4. The method according to claim 1, wherein in the step (1), the wire diameter of the nickel mesh is in the range of 0.15 to 0.35mm, and the mesh size of the nickel mesh is in the range of 0.1 to 0.48 mm;

the pretreatment is specifically to immerse nickel screen in hydrochloric acid solution, absolute ethyl alcohol and deionized water in sequence for ultrasonic cleaning and drying.

5. The method according to claim 1, wherein in the step (4), the solid electrolyte membrane is selected from an anion exchange membrane and a proton exchange membrane.

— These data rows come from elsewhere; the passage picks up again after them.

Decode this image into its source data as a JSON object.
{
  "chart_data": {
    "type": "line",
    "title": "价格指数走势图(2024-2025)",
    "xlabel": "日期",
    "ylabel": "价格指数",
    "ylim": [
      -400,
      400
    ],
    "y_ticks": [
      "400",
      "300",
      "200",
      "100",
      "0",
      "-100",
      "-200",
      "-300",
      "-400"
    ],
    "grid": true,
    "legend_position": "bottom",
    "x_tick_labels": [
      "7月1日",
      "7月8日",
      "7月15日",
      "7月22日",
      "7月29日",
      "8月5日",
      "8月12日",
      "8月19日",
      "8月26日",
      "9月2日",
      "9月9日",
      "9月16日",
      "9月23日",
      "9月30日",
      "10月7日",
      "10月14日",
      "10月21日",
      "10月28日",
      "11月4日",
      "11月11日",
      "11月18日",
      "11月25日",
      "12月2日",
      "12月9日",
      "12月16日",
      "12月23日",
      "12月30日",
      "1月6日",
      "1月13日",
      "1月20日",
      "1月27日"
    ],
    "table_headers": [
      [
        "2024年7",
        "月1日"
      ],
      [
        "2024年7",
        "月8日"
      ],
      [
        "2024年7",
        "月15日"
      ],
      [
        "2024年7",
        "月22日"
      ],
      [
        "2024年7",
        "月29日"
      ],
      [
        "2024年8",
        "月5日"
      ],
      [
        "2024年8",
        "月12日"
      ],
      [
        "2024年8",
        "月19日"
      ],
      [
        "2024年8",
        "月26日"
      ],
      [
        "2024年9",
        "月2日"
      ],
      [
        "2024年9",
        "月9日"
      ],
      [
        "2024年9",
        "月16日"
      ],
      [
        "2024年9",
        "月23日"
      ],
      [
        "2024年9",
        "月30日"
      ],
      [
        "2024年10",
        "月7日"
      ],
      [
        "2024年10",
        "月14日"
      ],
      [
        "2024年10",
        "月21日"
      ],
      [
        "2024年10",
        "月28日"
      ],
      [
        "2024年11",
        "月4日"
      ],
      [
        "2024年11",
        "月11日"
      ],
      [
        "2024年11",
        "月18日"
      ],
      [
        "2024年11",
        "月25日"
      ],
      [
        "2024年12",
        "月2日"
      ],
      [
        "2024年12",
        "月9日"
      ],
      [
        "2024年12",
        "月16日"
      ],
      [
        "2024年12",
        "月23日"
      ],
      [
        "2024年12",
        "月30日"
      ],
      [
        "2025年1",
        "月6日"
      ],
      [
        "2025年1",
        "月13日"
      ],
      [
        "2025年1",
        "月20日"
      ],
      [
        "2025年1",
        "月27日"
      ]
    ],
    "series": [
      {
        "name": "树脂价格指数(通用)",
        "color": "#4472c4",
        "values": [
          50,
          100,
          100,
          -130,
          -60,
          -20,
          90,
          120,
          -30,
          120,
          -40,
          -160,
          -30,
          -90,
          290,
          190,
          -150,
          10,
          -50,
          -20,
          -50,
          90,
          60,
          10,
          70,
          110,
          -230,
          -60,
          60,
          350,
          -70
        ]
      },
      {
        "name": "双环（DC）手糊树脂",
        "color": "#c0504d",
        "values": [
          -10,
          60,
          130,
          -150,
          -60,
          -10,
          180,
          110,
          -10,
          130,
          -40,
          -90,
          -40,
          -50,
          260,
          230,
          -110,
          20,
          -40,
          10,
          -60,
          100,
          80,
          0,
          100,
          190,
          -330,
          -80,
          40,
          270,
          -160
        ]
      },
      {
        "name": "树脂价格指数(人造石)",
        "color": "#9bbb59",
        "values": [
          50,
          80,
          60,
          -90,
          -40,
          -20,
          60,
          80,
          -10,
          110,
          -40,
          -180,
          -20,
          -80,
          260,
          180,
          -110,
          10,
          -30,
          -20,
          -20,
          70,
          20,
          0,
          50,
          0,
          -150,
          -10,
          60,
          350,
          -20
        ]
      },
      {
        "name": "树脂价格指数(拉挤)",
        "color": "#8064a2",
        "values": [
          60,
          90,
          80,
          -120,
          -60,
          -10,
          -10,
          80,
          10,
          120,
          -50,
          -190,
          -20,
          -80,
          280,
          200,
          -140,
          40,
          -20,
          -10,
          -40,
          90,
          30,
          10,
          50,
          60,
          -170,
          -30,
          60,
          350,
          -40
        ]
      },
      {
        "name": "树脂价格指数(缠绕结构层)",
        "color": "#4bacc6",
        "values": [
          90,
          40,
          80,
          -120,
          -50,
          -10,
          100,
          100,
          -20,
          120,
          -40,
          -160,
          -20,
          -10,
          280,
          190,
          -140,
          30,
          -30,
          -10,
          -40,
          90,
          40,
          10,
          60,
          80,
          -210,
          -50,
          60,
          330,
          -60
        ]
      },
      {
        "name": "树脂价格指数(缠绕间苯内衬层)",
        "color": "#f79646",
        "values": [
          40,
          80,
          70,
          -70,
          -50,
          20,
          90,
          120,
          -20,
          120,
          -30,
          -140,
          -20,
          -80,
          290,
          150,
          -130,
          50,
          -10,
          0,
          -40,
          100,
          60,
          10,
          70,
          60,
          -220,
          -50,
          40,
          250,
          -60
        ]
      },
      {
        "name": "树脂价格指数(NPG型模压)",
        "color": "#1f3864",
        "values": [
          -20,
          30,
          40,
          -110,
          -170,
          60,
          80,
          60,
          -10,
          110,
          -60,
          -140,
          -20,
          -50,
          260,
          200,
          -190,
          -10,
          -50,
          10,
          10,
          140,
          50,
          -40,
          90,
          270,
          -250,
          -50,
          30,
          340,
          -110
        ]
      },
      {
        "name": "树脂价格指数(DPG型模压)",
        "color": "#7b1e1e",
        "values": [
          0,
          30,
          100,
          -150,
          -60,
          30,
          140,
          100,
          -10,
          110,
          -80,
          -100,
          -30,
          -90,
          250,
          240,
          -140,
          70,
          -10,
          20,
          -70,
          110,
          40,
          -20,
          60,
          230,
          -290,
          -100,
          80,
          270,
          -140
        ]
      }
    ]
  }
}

6. The method according to claim 1, wherein in the step (3), the washing is specifically ultrasonic washing by immersing the hydrothermal product in absolute ethanol and deionized water in sequence.

7. A ternary metal sulfide film electrode produced by the production method according to any one of claims 1 to 6.

8. Use of the ternary metal sulfide film electrode according to claim 7 as a catalytic electrode in alkaline cell hydrogen production.

9. The use according to claim 8, wherein the electrolyte used for the hydrogen production in the alkaline electrolyzer is a strong alkaline electrolyte, preferably a KOH solution with a concentration of 1-7.6mol/L, more preferably a KOH solution with a concentration of 7.6 mol/L;

the working current density of the alkaline electrolytic tank is more than or equal to 1A cm ^-2 。

10. An alkaline electrolyzer characterized in that a ternary metal sulfide membrane electrode as claimed in any one of claims 1 to 6 is used as catalytic electrode.